Biomechanics and anatomical investigation on the nodes and internodes of an arborescent monocotyledon
Desiree Micaela Monarrez, Edward G. Bobich, Vilupanur Ravi, R. Brandon Pratt, Anna L. Jacobsen, Frank W. EwersAbstract
Premise
Bamboos have extremely long internodes, making it possible to measure tensile properties and anatomical features of discrete nodes and internodes and understand how the plants endure mechanical stress and how the tissues function in commercial products. We compared upper, middle, and lower parts of culms in black bamboo, Phyllostachys nigra , to determine whether the nodes comply with the Niklas spring‐like joint model.
Methods
We measured flexural stiffness, modulus of elasticity ( E ), load at failure ( F max ), modulus of rupture (MOR), and density and fiber cap size of vascular bundles and assessed bundle orientations. Microcomputed tomography (microCT) during bending tests were used to determine sites of failure.
Results
Regardless of shoot position, nodes were less stiff (lower E ) and weaker (lower MOR) than adjacent internodes.
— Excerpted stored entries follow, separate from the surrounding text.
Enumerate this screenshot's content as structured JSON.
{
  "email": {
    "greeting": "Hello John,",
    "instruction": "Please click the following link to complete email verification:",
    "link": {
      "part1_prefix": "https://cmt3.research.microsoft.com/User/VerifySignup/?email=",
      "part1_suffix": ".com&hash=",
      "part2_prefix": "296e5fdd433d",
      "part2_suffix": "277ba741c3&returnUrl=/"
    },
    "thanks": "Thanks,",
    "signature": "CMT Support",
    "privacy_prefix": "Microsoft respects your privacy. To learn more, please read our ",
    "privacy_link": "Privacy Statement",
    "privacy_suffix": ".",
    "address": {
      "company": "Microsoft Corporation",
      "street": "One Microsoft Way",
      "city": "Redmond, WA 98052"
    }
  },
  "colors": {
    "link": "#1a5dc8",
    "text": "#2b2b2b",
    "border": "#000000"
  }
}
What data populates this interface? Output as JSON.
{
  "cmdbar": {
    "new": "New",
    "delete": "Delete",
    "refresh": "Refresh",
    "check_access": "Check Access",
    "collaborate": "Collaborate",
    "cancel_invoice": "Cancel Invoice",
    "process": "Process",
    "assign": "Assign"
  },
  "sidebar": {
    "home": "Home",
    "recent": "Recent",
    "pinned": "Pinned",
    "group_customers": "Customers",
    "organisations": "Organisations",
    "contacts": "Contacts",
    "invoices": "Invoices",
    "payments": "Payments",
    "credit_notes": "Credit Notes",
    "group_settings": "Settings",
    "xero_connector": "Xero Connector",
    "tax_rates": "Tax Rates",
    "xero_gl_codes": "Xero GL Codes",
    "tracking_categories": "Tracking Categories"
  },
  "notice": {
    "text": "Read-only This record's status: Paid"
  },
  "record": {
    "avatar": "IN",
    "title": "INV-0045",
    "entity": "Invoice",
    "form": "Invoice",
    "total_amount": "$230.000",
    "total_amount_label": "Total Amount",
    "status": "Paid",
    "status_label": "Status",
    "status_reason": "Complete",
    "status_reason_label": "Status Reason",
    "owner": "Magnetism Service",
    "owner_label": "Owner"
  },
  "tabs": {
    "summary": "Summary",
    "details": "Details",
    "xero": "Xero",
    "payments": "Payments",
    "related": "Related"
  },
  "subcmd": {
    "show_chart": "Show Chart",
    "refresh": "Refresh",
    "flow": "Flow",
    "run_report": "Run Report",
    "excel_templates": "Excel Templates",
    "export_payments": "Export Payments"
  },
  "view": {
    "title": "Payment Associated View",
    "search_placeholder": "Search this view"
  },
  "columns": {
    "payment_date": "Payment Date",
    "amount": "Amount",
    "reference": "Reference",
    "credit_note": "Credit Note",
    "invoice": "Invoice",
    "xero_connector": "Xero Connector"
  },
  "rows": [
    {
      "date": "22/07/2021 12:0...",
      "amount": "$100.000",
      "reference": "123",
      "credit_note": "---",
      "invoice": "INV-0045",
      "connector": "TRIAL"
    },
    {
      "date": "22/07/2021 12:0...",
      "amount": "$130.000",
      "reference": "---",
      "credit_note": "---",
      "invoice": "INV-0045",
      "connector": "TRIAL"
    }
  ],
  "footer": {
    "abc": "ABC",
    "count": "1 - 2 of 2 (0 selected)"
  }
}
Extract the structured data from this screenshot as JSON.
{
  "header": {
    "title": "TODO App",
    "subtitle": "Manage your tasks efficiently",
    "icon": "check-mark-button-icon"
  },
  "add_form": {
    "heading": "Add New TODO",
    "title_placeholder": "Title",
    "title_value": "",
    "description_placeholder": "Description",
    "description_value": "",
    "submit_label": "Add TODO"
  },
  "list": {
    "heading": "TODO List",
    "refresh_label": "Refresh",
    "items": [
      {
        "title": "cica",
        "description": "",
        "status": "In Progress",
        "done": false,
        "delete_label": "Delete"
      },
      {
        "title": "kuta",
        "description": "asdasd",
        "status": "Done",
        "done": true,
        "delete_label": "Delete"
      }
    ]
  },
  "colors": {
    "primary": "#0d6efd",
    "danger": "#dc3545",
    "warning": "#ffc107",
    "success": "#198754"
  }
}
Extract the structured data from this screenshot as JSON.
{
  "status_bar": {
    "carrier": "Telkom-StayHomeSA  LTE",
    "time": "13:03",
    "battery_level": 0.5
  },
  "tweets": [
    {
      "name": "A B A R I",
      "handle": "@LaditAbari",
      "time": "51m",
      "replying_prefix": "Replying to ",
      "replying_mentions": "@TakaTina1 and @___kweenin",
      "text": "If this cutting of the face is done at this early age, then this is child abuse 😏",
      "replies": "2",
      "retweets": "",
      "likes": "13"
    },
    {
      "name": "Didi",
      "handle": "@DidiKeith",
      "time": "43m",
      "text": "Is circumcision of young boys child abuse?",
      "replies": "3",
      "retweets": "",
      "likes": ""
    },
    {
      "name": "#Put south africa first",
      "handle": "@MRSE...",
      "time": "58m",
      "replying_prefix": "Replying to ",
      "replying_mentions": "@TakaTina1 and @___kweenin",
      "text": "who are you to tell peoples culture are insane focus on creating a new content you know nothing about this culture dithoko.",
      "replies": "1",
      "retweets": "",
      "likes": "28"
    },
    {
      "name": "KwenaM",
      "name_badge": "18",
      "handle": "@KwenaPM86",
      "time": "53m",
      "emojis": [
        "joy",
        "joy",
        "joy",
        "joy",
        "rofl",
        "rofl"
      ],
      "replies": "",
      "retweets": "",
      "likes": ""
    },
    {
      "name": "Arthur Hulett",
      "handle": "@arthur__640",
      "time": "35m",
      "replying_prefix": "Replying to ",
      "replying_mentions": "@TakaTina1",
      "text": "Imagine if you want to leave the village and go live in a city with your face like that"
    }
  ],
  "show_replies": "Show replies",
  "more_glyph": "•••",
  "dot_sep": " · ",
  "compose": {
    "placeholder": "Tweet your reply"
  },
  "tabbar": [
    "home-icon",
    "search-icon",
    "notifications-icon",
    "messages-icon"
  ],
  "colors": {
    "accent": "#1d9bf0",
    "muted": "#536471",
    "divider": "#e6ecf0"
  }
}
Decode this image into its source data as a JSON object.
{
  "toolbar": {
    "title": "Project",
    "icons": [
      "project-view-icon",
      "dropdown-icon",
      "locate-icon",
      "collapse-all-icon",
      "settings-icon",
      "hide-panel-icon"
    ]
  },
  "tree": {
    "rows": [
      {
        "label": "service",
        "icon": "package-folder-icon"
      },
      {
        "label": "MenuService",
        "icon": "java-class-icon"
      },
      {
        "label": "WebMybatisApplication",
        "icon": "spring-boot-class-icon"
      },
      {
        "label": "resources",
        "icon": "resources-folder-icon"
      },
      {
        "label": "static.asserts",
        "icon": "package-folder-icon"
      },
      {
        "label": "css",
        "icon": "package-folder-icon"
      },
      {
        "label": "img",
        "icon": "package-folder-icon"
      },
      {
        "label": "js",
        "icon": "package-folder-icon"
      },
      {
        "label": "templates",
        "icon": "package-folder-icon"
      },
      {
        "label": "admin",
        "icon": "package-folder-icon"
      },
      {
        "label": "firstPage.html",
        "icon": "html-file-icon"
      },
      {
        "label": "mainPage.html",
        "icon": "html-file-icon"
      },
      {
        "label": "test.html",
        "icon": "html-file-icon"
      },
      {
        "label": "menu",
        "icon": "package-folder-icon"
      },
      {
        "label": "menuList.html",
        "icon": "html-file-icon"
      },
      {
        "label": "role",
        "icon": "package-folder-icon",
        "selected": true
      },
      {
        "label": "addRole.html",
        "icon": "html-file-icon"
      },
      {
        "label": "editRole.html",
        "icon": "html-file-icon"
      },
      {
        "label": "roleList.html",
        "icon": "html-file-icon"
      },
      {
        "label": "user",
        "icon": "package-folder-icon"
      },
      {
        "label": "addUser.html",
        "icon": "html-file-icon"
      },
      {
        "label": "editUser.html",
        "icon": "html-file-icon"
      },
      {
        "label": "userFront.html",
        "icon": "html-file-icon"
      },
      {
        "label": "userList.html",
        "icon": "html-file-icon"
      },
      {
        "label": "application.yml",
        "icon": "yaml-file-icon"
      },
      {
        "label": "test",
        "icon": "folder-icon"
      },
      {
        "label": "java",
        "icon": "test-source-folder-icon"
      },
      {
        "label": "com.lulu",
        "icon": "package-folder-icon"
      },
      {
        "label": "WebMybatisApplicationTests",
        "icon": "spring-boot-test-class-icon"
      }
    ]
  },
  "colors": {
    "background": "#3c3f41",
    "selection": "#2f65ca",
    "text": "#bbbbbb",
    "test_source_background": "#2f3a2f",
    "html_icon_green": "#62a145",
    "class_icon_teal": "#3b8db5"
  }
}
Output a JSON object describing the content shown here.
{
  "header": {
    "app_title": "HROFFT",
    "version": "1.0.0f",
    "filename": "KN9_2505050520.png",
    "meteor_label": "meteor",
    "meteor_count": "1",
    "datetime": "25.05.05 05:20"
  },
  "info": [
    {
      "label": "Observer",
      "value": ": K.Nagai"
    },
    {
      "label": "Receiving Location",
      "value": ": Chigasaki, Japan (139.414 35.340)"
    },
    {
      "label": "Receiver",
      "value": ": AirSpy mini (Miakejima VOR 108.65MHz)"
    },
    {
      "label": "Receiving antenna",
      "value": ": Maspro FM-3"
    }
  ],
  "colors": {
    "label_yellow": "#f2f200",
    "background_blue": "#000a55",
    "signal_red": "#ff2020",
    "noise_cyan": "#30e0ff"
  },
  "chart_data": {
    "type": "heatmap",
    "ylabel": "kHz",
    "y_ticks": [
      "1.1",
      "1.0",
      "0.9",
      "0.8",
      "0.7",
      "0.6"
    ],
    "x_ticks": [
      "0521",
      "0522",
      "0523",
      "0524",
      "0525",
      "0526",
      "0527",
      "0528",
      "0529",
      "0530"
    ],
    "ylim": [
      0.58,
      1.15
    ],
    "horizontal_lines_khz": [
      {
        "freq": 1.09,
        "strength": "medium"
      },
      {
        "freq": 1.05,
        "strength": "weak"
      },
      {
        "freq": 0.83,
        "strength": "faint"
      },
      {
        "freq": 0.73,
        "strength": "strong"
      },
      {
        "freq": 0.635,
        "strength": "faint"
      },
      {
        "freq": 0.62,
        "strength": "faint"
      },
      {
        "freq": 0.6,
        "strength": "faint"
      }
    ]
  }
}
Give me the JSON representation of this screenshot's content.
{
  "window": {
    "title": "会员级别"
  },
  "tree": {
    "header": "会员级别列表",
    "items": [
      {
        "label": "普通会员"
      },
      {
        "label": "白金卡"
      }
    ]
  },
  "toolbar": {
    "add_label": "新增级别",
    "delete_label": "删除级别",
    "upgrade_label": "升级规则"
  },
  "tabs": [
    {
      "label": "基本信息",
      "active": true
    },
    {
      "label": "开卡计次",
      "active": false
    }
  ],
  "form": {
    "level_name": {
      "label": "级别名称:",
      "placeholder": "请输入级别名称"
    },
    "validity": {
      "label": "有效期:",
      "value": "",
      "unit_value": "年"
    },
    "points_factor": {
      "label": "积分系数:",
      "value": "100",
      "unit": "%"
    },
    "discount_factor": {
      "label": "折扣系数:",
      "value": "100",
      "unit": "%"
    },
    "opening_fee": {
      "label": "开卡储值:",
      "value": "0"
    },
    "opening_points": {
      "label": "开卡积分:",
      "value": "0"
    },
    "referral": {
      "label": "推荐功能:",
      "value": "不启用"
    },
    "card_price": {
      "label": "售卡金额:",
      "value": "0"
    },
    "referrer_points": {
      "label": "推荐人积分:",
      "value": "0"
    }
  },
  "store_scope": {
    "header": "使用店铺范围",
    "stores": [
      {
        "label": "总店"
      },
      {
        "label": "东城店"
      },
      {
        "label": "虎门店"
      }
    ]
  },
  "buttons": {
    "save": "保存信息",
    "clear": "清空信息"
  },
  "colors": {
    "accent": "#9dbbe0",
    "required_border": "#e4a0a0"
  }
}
However, F max was similar or greater in the nodes, suggesting nodes absorb considerable strain energy. Vascular bundle density was highest in the top internodes and nodes. Apparently, in lower nodes, sustained primary growth thickened the ground tissue between bundles, while size of the fiber caps also increased. Whole‐shoot bending experiments and microCT indicated that failure occurred first in hollow internodes parallel to the vertical vascular bundles, not at nodes.
Conclusions
Vascular bundle positioning and composition allows nodes to bend and absorb considerable strain energy while resisting breakage, consistent with the spring‐like joint model of the node. Sustained primary growth allows stems to thicken near the base to remain mechanically adequate. Bamboo nodes are thus areas of remarkable resilience; they will not break before internode tissue.